French health must not yield to tobacco industry interests

In a Le Monde op-ed, doctor Loïc Josseran calls for strengthening France's fight against smoking. He criticizes state funding for tobacconists and the tobacco industry's targeting of children with nicotine products. Despite progress, a new narrative of denormalization is needed to protect society.

The Mois sans tabac campaign started on November 1, urging smokers to quit. Yet the state funds tobacconists while allowing the tobacco and nicotine industry to target children, according to Loïc Josseran, a doctor writing in this op-ed.

Santé publique France reports a seven-point drop in tobacco consumption over the last three years: 17.4% of French people smoke daily. These gains stem from decades of pioneering measures in Europe. In 1976, Simone Veil banned tobacco advertising. In 1991, Claude Evin protected minors and raised prices. In 2006, Xavier Bertrand banned smoking in public spaces. In 2016, Marisol Touraine introduced plain packaging with shock images. In 2020, Agnès Buzyn set the pack price at 10 euros and reimbursed nicotine replacement therapy.

Jacques Chirac declared war on tobacco in 2002 with the first cancer plan.

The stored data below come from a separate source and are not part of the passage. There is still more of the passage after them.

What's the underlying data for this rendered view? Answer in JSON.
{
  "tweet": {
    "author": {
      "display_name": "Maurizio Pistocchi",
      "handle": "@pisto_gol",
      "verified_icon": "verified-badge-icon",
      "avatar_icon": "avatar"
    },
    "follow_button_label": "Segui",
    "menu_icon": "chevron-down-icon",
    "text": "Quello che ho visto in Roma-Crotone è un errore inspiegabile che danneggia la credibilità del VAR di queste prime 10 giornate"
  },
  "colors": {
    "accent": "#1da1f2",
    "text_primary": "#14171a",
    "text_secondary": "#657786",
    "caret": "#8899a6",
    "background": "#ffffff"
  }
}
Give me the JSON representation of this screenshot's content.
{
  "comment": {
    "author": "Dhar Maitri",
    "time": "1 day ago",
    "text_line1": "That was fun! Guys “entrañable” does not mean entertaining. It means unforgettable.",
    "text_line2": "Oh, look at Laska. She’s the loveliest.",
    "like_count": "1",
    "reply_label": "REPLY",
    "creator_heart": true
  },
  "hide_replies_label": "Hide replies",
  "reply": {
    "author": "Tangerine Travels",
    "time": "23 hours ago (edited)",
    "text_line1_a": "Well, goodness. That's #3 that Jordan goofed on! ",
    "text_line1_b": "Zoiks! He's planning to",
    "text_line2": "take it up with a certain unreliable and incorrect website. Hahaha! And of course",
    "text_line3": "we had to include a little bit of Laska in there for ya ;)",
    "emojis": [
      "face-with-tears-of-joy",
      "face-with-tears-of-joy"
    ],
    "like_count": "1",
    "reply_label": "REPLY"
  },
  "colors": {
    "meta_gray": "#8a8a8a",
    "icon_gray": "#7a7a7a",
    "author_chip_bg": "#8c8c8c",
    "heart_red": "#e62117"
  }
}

France ratified the WHO Framework Convention on Tobacco Control in 2004, though it is not fully implemented today. Other key decisions include banning flavored cigarettes, candy cigarettes, misleading descriptions like “light” or “léger,” and regulating pack sizes.

Josseran advocates a “denormalization” narrative: tobacco as a societal threat, an ecological catastrophe devastating Southern countries, a financial drain costing 156 billion euros annually to the economy, and a violation of children's rights, with minors exploited in Malawi tobacco fields and facing addiction in France. He suggests cutting subsidies to tobacconists, taxing industry profits, and banning new products before they spread.